Share

3. Teguran

Penulis: cloverqua
last update Terakhir Diperbarui: 2021-11-20 12:12:46

Semua orang masih menunggu respon Azka. Mereka penasaran bagaimana reaksi Azka pada karyawan baru yang tidak mengenalinya.

“Tentu saja.” Sudut bibir Azka terangkat. “Aku mengenal semua karyawan yang bekerja di perusahaanku.”

Ada yang berbeda dari cara Azka menjawab. Sifat arogansi seorang pemimpin tetap ada, tetapi untuk pertama kalinya Azka tersenyum.

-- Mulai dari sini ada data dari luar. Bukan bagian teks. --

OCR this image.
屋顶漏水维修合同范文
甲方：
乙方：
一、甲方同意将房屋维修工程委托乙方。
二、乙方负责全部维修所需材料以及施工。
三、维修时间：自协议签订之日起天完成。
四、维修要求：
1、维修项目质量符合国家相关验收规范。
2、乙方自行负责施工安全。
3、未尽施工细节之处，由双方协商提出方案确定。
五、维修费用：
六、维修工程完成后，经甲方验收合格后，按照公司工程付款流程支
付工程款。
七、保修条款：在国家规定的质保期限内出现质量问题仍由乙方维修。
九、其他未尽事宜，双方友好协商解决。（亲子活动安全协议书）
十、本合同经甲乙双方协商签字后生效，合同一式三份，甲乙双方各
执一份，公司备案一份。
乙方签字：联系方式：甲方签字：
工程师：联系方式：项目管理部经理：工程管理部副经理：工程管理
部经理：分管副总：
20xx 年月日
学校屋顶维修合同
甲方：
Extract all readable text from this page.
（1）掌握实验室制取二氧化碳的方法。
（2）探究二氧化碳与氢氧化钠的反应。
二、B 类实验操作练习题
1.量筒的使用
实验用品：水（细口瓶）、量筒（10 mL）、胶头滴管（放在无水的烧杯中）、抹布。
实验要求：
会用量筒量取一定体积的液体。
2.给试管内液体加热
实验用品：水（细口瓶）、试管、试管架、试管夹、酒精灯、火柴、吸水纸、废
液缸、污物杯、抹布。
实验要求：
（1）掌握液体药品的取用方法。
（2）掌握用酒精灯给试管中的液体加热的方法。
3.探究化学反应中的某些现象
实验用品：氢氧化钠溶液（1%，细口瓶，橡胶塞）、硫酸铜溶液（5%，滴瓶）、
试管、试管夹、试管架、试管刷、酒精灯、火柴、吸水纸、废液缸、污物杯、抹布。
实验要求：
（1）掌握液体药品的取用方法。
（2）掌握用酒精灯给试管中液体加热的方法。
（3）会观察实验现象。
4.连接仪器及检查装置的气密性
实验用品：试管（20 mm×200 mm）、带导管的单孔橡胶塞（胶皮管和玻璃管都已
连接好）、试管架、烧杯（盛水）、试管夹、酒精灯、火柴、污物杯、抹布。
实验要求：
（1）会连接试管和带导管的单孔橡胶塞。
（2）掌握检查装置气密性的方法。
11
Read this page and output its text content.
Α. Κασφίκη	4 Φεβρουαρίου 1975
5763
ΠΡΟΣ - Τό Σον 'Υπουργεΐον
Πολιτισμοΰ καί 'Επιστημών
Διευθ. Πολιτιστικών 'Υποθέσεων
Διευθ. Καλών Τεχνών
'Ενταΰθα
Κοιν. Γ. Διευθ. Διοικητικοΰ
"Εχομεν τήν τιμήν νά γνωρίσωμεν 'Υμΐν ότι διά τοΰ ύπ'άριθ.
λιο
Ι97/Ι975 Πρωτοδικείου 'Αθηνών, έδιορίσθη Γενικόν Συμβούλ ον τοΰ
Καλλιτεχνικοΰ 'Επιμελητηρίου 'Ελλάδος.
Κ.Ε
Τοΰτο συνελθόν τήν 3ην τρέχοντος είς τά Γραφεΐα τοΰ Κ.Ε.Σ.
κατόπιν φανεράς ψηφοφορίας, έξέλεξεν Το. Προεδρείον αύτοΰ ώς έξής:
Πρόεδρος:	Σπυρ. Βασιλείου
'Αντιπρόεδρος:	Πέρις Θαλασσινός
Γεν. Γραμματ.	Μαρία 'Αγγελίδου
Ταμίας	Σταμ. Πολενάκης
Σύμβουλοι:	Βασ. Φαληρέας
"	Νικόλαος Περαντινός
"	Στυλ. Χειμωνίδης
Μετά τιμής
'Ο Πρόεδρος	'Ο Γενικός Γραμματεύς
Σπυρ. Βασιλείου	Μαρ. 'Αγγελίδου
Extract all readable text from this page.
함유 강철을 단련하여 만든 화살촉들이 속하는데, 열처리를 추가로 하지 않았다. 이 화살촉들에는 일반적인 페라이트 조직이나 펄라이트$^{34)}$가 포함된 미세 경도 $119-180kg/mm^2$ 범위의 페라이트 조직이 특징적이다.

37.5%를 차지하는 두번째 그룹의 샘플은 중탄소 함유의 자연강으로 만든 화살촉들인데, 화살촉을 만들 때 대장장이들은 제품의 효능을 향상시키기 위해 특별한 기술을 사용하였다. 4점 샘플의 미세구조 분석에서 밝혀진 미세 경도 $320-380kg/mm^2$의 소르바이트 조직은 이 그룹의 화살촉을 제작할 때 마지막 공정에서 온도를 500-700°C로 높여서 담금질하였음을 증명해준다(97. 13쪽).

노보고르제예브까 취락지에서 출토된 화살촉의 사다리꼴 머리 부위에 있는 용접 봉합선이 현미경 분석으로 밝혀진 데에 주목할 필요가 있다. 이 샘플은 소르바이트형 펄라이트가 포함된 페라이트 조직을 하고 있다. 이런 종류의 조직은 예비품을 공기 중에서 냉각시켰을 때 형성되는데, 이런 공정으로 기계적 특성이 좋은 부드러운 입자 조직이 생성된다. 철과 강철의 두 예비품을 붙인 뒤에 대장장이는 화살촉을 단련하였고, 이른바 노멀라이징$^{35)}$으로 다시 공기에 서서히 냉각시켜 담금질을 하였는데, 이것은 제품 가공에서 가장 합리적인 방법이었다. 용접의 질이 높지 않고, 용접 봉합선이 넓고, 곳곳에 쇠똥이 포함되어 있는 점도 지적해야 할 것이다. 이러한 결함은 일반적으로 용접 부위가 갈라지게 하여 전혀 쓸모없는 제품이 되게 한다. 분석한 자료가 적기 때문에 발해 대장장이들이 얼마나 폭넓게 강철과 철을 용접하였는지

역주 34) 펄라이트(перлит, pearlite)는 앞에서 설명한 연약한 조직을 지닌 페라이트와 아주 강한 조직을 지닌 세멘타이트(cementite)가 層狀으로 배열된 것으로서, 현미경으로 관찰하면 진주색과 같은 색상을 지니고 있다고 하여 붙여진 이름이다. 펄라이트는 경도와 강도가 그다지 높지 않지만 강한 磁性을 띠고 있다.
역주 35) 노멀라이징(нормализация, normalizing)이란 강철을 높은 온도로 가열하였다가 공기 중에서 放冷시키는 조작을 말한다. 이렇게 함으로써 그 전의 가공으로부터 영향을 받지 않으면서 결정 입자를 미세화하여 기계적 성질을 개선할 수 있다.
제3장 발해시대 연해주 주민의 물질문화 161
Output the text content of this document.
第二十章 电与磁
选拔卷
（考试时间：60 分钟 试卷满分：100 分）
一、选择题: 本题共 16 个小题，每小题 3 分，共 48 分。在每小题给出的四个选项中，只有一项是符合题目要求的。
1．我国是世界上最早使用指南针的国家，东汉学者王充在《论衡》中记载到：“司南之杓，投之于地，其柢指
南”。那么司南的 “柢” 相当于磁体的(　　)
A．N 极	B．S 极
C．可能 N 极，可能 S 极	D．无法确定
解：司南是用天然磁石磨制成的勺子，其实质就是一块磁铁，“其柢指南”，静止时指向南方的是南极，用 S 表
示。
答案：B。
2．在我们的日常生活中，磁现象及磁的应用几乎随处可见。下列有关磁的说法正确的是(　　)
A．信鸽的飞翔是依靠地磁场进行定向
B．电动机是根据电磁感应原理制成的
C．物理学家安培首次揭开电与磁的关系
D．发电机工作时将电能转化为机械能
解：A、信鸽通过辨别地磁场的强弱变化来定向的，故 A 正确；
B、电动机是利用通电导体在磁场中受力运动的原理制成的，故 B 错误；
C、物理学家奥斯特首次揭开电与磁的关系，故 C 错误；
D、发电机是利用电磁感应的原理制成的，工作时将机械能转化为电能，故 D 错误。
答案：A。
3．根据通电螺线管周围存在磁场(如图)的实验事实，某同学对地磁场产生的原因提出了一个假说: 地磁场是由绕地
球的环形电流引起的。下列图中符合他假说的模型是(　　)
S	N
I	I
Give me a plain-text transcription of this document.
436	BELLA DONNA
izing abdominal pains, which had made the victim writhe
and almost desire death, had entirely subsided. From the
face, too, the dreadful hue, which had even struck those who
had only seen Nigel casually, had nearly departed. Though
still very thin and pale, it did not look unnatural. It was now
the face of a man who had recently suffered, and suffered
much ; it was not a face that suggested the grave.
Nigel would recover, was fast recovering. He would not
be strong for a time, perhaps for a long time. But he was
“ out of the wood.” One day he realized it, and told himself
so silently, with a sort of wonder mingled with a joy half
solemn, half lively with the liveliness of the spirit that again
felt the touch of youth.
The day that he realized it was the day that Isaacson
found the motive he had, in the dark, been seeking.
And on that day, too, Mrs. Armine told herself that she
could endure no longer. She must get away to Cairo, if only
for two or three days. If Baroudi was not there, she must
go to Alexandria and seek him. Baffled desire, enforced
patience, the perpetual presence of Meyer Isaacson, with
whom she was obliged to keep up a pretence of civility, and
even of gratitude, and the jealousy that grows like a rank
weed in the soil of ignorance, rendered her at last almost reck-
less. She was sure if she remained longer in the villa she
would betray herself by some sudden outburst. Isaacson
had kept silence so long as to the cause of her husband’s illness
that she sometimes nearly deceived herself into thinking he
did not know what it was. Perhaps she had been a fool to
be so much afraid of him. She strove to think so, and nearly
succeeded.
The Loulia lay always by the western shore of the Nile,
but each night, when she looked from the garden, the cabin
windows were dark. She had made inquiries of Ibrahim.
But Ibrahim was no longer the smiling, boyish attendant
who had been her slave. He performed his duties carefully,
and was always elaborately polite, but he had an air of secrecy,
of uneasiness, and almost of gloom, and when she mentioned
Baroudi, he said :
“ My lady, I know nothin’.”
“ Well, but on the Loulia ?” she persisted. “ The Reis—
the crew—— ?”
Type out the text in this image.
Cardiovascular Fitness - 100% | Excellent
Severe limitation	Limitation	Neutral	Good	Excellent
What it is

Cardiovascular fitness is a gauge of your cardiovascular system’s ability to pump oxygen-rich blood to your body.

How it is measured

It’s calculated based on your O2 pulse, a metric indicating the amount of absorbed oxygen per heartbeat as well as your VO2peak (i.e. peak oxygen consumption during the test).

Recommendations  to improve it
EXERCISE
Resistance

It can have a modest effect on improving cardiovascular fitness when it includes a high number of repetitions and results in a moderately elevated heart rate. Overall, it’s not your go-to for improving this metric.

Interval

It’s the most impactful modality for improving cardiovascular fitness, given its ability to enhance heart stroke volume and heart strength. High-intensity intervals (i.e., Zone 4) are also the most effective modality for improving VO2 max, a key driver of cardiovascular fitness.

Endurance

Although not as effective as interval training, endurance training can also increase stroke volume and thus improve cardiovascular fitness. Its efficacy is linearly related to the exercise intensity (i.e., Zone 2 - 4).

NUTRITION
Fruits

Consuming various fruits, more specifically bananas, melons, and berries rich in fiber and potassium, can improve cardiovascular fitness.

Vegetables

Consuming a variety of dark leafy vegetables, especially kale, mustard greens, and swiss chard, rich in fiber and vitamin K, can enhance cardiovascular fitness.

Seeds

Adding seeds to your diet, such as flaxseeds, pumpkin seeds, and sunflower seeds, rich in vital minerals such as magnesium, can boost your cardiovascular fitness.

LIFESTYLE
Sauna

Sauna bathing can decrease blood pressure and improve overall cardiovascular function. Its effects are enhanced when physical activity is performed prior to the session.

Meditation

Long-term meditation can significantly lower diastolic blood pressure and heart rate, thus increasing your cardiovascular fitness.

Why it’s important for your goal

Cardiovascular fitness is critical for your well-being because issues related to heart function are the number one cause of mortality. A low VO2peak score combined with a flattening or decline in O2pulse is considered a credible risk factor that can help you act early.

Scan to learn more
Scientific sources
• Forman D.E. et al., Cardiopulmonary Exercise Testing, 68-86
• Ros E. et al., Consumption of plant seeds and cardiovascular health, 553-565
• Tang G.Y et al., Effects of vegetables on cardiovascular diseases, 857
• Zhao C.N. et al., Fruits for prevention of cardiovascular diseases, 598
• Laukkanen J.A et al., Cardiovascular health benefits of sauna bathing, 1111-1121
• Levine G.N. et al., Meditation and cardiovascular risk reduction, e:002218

Semua orang dibuat terkesima dengan senyuman Azka yang jarang mereka lihat selama berada di kantor.

Darah Feby serasa mendidih melihat Azka begitu mudah tersenyum pada office girl.

“Beliau ini CEO dari Adinata Group, Azka Rahardian Adinata.” Feby menatap tajam ke arah  Reva. “Kamu seharusnya mengenali atasan kamu!”

Mendengar perkataan Feby, mata Reva membelalak lebar. Reva menyadari kesalahan yang baru saja dia lakukan.

“Maafkan saya, Pak. Maafkan saya.” Reva membungkuk beberapa kali. “Saya sudah bersikap tidak sopan pada Bapak.”

Feby tersenyum mengejek ke arah Reva. Namun, senyumannya seketika memudar begitu Azka hanya membalas Reva dengan tawa.

“Tidak apa-apa. Kamu baru bekerja di sini. Aku memakluminya.”

Semua orang saling memandang dengan penuh kebingungan. Tak terkecuali Feby.

Azka yang terkenal dingin dengan mudahnya tertawa lepas saat menanggapi karyawan baru. Apalagi karyawan baru itu hanya seorang office girl.

Reva mengerjapkan matanya beberapa kali. Cukup terkejut dengan respon yang diberikan Azka.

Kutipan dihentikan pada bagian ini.